Bossenbroek, the Northgate CEO, also spoke in favor of the permit, along with Alice Ogden, whose family owns property on North 19th Street.

“We feel their plans will be a good addition to the area and further promote Waco,” Ogden said.

Barbara O’Neal, who spoke in opposition to the measure when it went to the city Plan Commission, spoke in favor during the city council meeting. O’Neal said developers addressed some of her concerns when she met with them, but she still thinks the city needs to take steps to protect the river.

“I’ve lived on this river for over 70 years,” O’Neal said. “It’s been pristine. I want it to stay pristine, and I think the city has a responsibility to maintain that.”

Jeff Bird, who owns property on the northern bank, across from the site, said that portion of the Bosque is slow-moving and not suited to inner-tubing.

“I at least want it to be addressed, if that’s something we can do to limit that congestion,” Bird said. “I’m not against this project. I think it could be great for Waco. I just hope we think about this carefully.”

Natalie Risinger spoke in opposition to the permit. She said the Lake Waco dam is a big complication and an “elephant in the room” no other speaker had addressed.

She said the risk of a failure would always loom over the development.

“The dam is in good shape, but will it always be in good shape?” Risinger said. “To place this beautiful thing on the edge of the Bosque River, knowing that floods would come … I really want you to think about it.”

Eric O’Neill, who lives across the river from the site, said the environmental toll would be too great, and there is no way of preventing rowdy parties at the resort.

“Once this is built, Waco will never be able to recover again,” O’Neill said.

In response to questions, Dickson said the resort would not rent inner tubes but would not prevent guests from bringing their own, He said the resort would have to find some way of quickly alerting guests in the event of a flood.

“We would have to stay on top of that, whether there’s any notification or not,” Dickson said.

Part of the development is in a floodplain, and the cabins would be on wheels, allowing them to be moved to safety relatively quickly, he said.

New connections

According to the permit application, the resort would connect the Waco Mammoth National Monument, Riverbend Ballpark, Waco Regional Tennis Center, Hawaiian Falls water park, Cameron Park and the Cameron Park Zoo, Lake Brazos, McLennan Community College and the Extraco Events Center.

Councilman Jim Holmes said he appreciates the project’s planned connections to other attractions along the Brazos nearby.

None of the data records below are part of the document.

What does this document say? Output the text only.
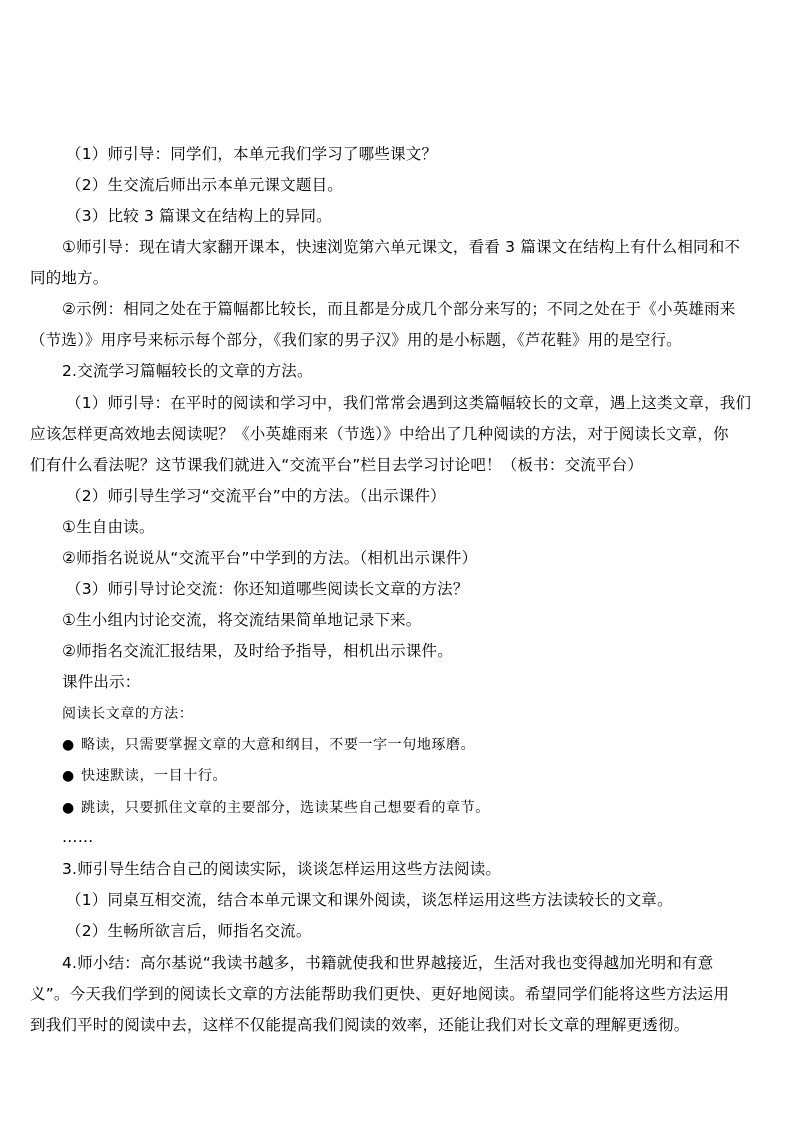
（1）师引导：同学们，本单元我们学习了哪些课文？
（2）生交流后师出示本单元课文题目。
（3）比较 3 篇课文在结构上的异同。
①师引导：现在请大家翻开课本，快速浏览第六单元课文，看看 3 篇课文在结构上有什么相同和不
同的地方。
②示例：相同之处在于篇幅都比较长，而且都是分成几个部分来写的；不同之处在于《小英雄雨来
（节选）》用序号来标示每个部分，《我们家的男子汉》用的是小标题，《芦花鞋》用的是空行。
2.交流学习篇幅较长的文章的方法。
（1）师引导：在平时的阅读和学习中，我们常常会遇到这类篇幅较长的文章，遇上这类文章，我们
应该怎样更高效地去阅读呢？《小英雄雨来（节选）》中给出了几种阅读的方法，对于阅读长文章，你
们有什么看法呢？这节课我们就进入“交流平台”栏目去学习讨论吧！（板书：交流平台）
（2）师引导生学习“交流平台”中的方法。（出示课件）
①生自由读。
②师指名说说从“交流平台”中学到的方法。（相机出示课件）
（3）师引导讨论交流：你还知道哪些阅读长文章的方法？
①生小组内讨论交流，将交流结果简单地记录下来。
②师指名交流汇报结果，及时给予指导，相机出示课件。
课件出示：
阅读长文章的方法：
● 略读，只需要掌握文章的大意和纲目，不要一字一句地琢磨。
● 快速默读，一目十行。
● 跳读，只要抓住文章的主要部分，选读某些自己想要看的章节。
……
3.师引导生结合自己的阅读实际，谈谈怎样运用这些方法阅读。
（1）同桌互相交流，结合本单元课文和课外阅读，谈怎样运用这些方法读较长的文章。
（2）生畅所欲言后，师指名交流。
4.师小结：高尔基说“我读书越多，书籍就使我和世界越接近，生活对我也变得越加光明和有意
义”。今天我们学到的阅读长文章的方法能帮助我们更快、更好地阅读。希望同学们能将这些方法运用
到我们平时的阅读中去，这样不仅能提高我们阅读的效率，还能让我们对长文章的理解更透彻。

It has the potential to bring in tourists who might not otherwise visit Waco, Holmes said.

“This project checks a lot of boxes for me,” he said. “The complementary nature of this project with what’s going on in that particular part of town is pretty powerful. I think it’s important we have this kind of activity and connectivity.”

Councilman Dillon Meek agreed, saying the city should continue to invest in tourism.

“I think this is an exciting opportunity that can help expand the breadth of that industry,” Meek said. “I’m excited for it.”

The Plan Commission recommended approval of the special permit on several conditions, including a traffic impact analysis for the area and a tree survey that would prevent the resort from destroying certain kinds of trees along the river. The commission also recommended a requirement for downward-facing lighting designed to minimize light pollution from the resort, among other requirements.

“It really does address a lot of the concerns the public would have about something like this and ensures it will be high quality,” Meek said.